What is a certificate of deposit?
A certificate of deposit (CD) is a type of savings account usually issued by commercial banks, which restricts your access to the money you invest but offers much higher interest rates than those associated with regular savings accounts. The deposit gains value over an agreed-upon duration, but it could be subject to fees if withdrawn before the end of that time.
When a customer opens a CD account with a bank, she invests a specific amount of money for a set period. The issuer pays interest at regular intervals until the date of maturity, at which time the account holder receives her original investment, plus all of the interest. A CD with a shorter maturation time will offer you a decent return, but it pays to invest in a longer-maturing CD, which usually has a higher yield.

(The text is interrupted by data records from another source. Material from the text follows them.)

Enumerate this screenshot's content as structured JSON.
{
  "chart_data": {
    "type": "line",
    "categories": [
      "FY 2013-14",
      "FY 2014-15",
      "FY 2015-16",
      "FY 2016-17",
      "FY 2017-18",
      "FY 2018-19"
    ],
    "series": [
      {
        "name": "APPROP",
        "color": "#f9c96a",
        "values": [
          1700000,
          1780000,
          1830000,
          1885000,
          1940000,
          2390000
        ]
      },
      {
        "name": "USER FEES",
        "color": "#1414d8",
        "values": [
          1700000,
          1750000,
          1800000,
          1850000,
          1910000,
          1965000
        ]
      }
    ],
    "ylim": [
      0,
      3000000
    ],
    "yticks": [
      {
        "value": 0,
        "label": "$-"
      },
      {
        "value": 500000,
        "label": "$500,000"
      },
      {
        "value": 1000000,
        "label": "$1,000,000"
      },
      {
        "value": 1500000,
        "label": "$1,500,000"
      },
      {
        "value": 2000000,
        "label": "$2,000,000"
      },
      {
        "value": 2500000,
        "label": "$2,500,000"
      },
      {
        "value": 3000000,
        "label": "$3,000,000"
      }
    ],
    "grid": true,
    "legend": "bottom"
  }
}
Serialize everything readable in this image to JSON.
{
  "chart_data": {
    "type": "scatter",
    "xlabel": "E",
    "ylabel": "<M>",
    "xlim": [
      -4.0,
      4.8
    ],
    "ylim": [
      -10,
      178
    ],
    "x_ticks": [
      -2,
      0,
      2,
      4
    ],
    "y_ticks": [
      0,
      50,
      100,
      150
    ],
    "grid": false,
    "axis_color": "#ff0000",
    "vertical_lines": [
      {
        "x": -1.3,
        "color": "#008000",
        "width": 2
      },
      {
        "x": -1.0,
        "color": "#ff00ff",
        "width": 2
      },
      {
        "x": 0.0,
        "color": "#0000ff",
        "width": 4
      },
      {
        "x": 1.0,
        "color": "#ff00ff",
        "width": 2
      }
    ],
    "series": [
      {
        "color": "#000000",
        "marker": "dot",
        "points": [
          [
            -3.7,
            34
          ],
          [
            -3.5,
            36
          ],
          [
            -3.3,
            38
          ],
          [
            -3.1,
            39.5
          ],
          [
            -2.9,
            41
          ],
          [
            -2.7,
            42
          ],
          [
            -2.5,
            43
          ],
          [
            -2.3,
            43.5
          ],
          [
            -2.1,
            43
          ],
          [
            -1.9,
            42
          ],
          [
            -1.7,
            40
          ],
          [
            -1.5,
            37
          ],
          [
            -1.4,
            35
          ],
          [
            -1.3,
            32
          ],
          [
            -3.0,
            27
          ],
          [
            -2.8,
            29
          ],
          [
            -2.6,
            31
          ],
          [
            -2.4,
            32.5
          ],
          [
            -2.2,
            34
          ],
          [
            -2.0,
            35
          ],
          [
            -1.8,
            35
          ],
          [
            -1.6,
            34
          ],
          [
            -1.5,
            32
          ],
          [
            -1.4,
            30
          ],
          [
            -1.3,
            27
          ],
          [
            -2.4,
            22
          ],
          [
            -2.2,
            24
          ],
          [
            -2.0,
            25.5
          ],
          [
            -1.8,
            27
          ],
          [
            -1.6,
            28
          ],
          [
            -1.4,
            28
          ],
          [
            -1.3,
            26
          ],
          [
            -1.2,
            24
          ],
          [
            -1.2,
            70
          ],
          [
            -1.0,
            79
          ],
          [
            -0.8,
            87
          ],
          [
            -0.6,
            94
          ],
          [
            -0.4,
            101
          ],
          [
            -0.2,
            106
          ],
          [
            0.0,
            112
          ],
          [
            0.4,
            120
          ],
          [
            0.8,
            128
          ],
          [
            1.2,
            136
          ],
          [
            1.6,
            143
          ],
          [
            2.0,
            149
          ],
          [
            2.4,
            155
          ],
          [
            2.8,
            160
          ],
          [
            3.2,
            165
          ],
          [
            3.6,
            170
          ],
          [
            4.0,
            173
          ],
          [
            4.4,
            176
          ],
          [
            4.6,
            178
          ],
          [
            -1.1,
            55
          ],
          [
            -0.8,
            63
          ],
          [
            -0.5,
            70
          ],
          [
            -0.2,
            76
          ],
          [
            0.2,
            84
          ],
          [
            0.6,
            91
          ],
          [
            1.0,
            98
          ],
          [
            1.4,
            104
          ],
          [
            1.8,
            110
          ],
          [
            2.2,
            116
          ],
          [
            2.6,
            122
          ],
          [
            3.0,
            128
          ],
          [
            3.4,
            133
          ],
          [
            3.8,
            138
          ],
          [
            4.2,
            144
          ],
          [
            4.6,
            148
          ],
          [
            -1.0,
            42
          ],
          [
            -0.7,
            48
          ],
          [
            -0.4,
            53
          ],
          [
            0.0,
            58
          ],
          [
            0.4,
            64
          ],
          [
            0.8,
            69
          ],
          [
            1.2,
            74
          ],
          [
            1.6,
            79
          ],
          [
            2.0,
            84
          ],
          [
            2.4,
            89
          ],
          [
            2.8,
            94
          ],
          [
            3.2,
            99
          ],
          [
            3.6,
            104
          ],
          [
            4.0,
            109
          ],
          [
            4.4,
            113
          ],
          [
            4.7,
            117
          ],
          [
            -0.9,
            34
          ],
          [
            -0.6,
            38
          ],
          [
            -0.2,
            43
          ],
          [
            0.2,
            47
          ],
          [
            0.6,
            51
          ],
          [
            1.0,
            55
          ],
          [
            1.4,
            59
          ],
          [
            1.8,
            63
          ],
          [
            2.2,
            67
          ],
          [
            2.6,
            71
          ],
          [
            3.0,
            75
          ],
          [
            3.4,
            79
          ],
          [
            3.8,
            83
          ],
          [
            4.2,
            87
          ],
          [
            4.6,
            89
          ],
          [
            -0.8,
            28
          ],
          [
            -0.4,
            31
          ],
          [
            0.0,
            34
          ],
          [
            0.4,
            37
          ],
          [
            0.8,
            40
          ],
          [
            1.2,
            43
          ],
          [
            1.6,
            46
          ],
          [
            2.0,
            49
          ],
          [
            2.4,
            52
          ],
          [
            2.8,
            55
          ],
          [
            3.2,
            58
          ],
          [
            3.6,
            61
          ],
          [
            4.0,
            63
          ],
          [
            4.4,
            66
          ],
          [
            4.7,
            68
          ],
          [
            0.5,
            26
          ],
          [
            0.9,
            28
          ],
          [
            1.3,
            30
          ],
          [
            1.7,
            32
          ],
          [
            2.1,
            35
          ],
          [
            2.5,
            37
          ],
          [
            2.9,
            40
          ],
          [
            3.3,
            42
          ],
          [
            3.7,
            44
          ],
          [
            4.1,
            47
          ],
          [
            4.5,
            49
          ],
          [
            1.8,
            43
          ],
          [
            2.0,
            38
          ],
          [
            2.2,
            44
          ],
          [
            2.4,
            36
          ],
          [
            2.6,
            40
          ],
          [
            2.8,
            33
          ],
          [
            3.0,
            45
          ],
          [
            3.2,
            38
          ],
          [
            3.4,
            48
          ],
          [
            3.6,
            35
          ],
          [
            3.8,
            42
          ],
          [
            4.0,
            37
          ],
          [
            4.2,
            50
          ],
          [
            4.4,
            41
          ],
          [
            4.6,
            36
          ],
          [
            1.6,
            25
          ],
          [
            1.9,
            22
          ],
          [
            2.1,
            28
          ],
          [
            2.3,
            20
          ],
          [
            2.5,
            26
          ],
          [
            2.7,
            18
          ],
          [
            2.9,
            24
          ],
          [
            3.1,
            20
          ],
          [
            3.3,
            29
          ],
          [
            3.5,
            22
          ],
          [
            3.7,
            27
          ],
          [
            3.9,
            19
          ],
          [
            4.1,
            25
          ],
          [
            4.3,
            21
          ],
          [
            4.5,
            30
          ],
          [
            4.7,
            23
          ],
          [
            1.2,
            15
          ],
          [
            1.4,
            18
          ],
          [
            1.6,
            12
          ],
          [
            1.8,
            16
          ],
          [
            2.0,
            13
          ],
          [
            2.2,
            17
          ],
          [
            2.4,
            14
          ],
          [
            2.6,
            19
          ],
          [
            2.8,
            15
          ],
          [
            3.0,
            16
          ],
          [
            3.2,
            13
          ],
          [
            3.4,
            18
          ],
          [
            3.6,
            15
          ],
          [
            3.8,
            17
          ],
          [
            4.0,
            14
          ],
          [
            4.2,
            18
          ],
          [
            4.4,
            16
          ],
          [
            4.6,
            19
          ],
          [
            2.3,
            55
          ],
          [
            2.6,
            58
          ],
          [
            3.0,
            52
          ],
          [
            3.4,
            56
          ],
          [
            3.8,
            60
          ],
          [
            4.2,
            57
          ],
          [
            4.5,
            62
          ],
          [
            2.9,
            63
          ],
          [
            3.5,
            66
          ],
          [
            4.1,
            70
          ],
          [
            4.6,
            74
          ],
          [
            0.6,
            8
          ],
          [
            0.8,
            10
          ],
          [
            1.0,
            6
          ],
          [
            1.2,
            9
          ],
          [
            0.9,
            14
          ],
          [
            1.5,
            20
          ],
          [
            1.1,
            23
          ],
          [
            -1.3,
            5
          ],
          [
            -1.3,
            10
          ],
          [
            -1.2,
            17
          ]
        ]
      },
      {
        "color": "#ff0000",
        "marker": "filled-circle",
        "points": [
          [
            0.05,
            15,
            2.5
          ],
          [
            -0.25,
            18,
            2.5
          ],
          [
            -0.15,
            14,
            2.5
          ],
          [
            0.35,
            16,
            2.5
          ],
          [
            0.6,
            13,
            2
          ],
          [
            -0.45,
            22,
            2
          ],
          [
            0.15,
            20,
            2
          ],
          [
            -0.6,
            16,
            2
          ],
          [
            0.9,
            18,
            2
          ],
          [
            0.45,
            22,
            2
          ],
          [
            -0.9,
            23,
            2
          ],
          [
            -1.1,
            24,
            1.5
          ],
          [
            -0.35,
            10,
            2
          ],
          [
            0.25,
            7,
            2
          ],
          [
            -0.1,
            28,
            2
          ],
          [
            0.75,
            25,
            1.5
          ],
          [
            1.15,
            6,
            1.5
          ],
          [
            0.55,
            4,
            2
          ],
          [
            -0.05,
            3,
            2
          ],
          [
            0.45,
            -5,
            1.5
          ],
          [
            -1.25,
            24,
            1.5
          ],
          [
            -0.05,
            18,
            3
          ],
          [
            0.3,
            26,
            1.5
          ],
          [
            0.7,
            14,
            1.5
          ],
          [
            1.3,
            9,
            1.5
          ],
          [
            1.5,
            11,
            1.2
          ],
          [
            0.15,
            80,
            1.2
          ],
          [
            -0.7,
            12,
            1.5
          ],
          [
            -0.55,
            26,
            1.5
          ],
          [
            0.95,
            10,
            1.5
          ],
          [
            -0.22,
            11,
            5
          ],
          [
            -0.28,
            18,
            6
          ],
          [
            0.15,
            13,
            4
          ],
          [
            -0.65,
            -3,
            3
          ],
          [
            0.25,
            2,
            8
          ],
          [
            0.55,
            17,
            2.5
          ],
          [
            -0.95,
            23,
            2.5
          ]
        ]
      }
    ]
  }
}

Compared to regular savings accounts, CDs offer a higher yield to compensate for the loss of liquidity. They also represent a low-risk investment opportunity because the account holder needs little understanding of investment markets and they’re insured by the FDIC up to $250,000. Some banks allow for a variable rate of interest and others may index the CD to the stock market or other indices. Interest rates are almost always tracked to inflation.
While banks assess penalties on CD customers who withdraw from their principal deposit before the date of maturity, some banks allow the CD owner to withdraw from the interest accrued during the CD’s term, although this would reduce earnings. Some CDs automatically roll over, applying the interest to the principal and thus compounding the owner’s earnings, while others stop receiving interest after the maturity period and can be either manually renewed or withdrawn in full.
Use Bankrate’s CD calculator to find the best way to get started.
Certificate of deposit example
Garfield has a little extra cash from running a successful lasagna restaurant. Being a cat, he doesn’t know much about investing, but he would like to grow his money with minimal effort. He opens up a $20,000 CD with a two-year term and a 3 percent rate of interest, and at the end of the two years it has matured and is now worth $21,218.